The ideal solution to this would be a call to git rev-list (or another tool, if appropriate) that could actually generate a commit list of G, F, C in the above diagram. Rather than being "All commits I can reach from G but not from A or E", what it really needs is "All commits I can reach from G, but stop traversing the history any time I reach A or E". If someone with better knowledge can provide that command, I think we could restore the script to a non-recursive approach and give better information about the true progress of the command, rather than having to rely on the "extra count" I introduced to keep track of how many unexpected commits are being recursively evaluated because the initial rev-list didn't include them.

As an aside, there's still another problem that we've run into which is forcing us to still run a custom version of the subtree script.
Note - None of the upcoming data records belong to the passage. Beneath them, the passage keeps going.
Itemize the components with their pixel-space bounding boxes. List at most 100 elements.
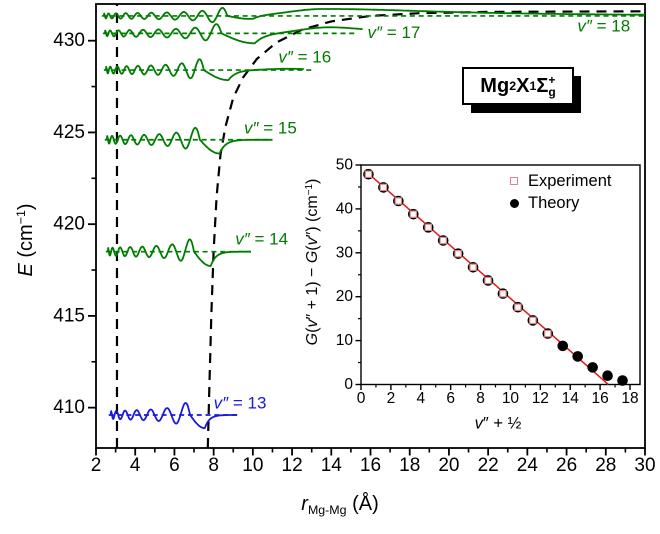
experiment-point <box>484 276 492 285</box>
main-y-tick-label: 430 <box>53 30 85 51</box>
experiment-point <box>394 197 403 205</box>
theory-point <box>587 362 598 373</box>
experiment-point <box>514 303 522 311</box>
theory-point <box>467 261 479 273</box>
main-plot: 2 4 6 8 10 12 14 16 18 20 22 24 26 28 3041041542042543… <box>53 3 656 476</box>
theory-points <box>363 168 628 386</box>
experiment-point <box>364 170 373 178</box>
molecule-state-label: Mg 2 X 1 Σ + g <box>462 67 574 105</box>
experiment-point <box>424 223 432 232</box>
level-label: v″ = 18 <box>577 17 630 36</box>
inset-y-axis-title: G(v″ + 1) − G(v″) (cm−1) <box>303 178 322 346</box>
inset-plot: 0 2 4 6 8 10 12 14 16 18 0 10 20 30 40 50 <box>336 157 641 407</box>
experiment-point <box>499 289 507 298</box>
main-y-axis-title: E (cm−1) <box>14 203 37 277</box>
level-label: v″ = 16 <box>278 48 331 67</box>
inset-y-tick-label: 50 <box>336 157 354 174</box>
theory-point <box>408 208 419 220</box>
theory-point <box>512 301 524 313</box>
experiment-open-square-icon <box>510 177 518 185</box>
experiment-points <box>364 170 552 338</box>
theory-point <box>497 288 509 299</box>
inset-y-tick-label: 20 <box>336 288 354 305</box>
inset-x-tick-label: 16 <box>591 390 608 407</box>
inset-y-tick-label: 30 <box>336 244 354 261</box>
main-y-tick-label: 425 <box>53 122 85 143</box>
legend-label-experiment: Experiment <box>528 171 612 190</box>
main-x-tick-label: 2 <box>91 455 102 476</box>
experiment-point <box>469 263 477 271</box>
level-v18: v″ = 18 <box>101 7 646 36</box>
experiment-point <box>544 329 552 338</box>
inset-x-tick-label: 10 <box>502 390 520 407</box>
legend-entry-theory: Theory <box>504 192 611 214</box>
main-x-tick-label: 10 <box>242 455 263 476</box>
main-x-tick-label: 4 <box>130 455 141 476</box>
main-x-tick-label: 18 <box>399 455 420 476</box>
theory-point <box>572 351 583 362</box>
inset-y-tick-label: 10 <box>336 332 354 349</box>
level-label: v″ = 17 <box>368 23 421 42</box>
theory-point <box>363 168 374 180</box>
main-x-tick-label: 8 <box>208 455 219 476</box>
level-label: v″ = 14 <box>235 229 288 248</box>
experiment-point <box>379 183 388 192</box>
main-x-tick-label: 28 <box>595 455 616 476</box>
legend-entry-experiment: Experiment <box>504 170 611 192</box>
main-x-tick-label: 24 <box>517 455 539 476</box>
inset-legend: Experiment Theory <box>504 170 611 214</box>
main-axis-ticks: 2 4 6 8 10 12 14 16 18 20 22 24 26 28 3041041542042543… <box>53 30 655 476</box>
main-x-tick-label: 20 <box>438 455 459 476</box>
wavefunction-curve <box>102 7 646 24</box>
main-y-tick-label: 410 <box>53 397 85 418</box>
experiment-point <box>409 210 418 218</box>
main-x-tick-label: 12 <box>282 455 303 476</box>
theory-point <box>527 315 539 326</box>
level-v17: v″ = 17 <box>102 23 421 45</box>
theory-point <box>393 195 404 207</box>
inset-y-tick-label: 0 <box>344 376 353 393</box>
theory-point <box>482 275 494 286</box>
level-v13: v″ = 13 <box>108 394 266 430</box>
wavefunction-curve <box>104 58 304 81</box>
main-y-tick-label: 415 <box>53 305 85 326</box>
outer-wall-dashed-curve <box>206 10 646 449</box>
inset-x-tick-label: 4 <box>416 390 425 407</box>
wavefunction-curve <box>103 23 364 45</box>
main-x-tick-label: 30 <box>634 455 655 476</box>
main-x-tick-label: 6 <box>169 455 180 476</box>
theory-point <box>452 248 464 259</box>
inset-x-tick-label: 0 <box>357 390 366 407</box>
main-x-tick-label: 14 <box>321 455 343 476</box>
level-v16: v″ = 16 <box>103 48 331 81</box>
inset-y-tick-label: 40 <box>336 200 354 217</box>
experiment-point <box>454 249 462 258</box>
inset-x-tick-label: 12 <box>532 390 549 407</box>
level-v14: v″ = 14 <box>105 229 288 267</box>
theory-point <box>422 222 434 233</box>
inset-x-tick-label: 2 <box>387 390 396 407</box>
theory-point <box>602 370 613 382</box>
theory-point <box>557 340 569 352</box>
inset-x-tick-label: 6 <box>446 390 455 407</box>
legend-label-theory: Theory <box>528 193 580 212</box>
inset-x-tick-label: 14 <box>562 390 580 407</box>
main-x-tick-label: 16 <box>360 455 381 476</box>
theory-point <box>542 328 554 339</box>
theory-point <box>437 235 449 246</box>
level-v15: v″ = 15 <box>104 118 297 155</box>
inset-x-tick-label: 18 <box>621 390 638 407</box>
experiment-point <box>529 316 537 325</box>
main-x-tick-label: 22 <box>478 455 499 476</box>
wavefunction-curve <box>105 126 274 155</box>
main-y-tick-label: 420 <box>53 214 85 235</box>
theory-filled-circle-icon <box>509 198 519 208</box>
wavefunction-curve <box>109 402 238 430</box>
inset-x-axis-title: v″ + ½ <box>474 414 522 433</box>
theory-point <box>378 182 389 193</box>
potential-curve-dashed <box>115 4 646 449</box>
inset-x-tick-label: 8 <box>476 390 485 407</box>
main-x-axis-title: rMg-Mg (Å) <box>301 493 379 517</box>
There's a section in the script commented "ugly.  is there no better way to tell if this is a subtree vs. a mainline commit?  Does it matter?" Unfortunately, that section isn't working properly in our repo at this point, and I've had to include a VERY ugly check that looks for the existence of a known file in our specific mainline repo to make this determination. I'm still trying to sort through a better approach that might work for others, but have come up blank to this point. If anyone else has thoughts, I'd really love to hear those as well.

Anyway, sorry for the novel, but I wanted to brain dump what I've learned in this process. If anyone can suggest a syntax for rev-list that gives the appropriate set of commits, I'd love to get that in place; otherwise we could definitely try to unwind the recursion approach, but my shell script naivety may get me in trouble.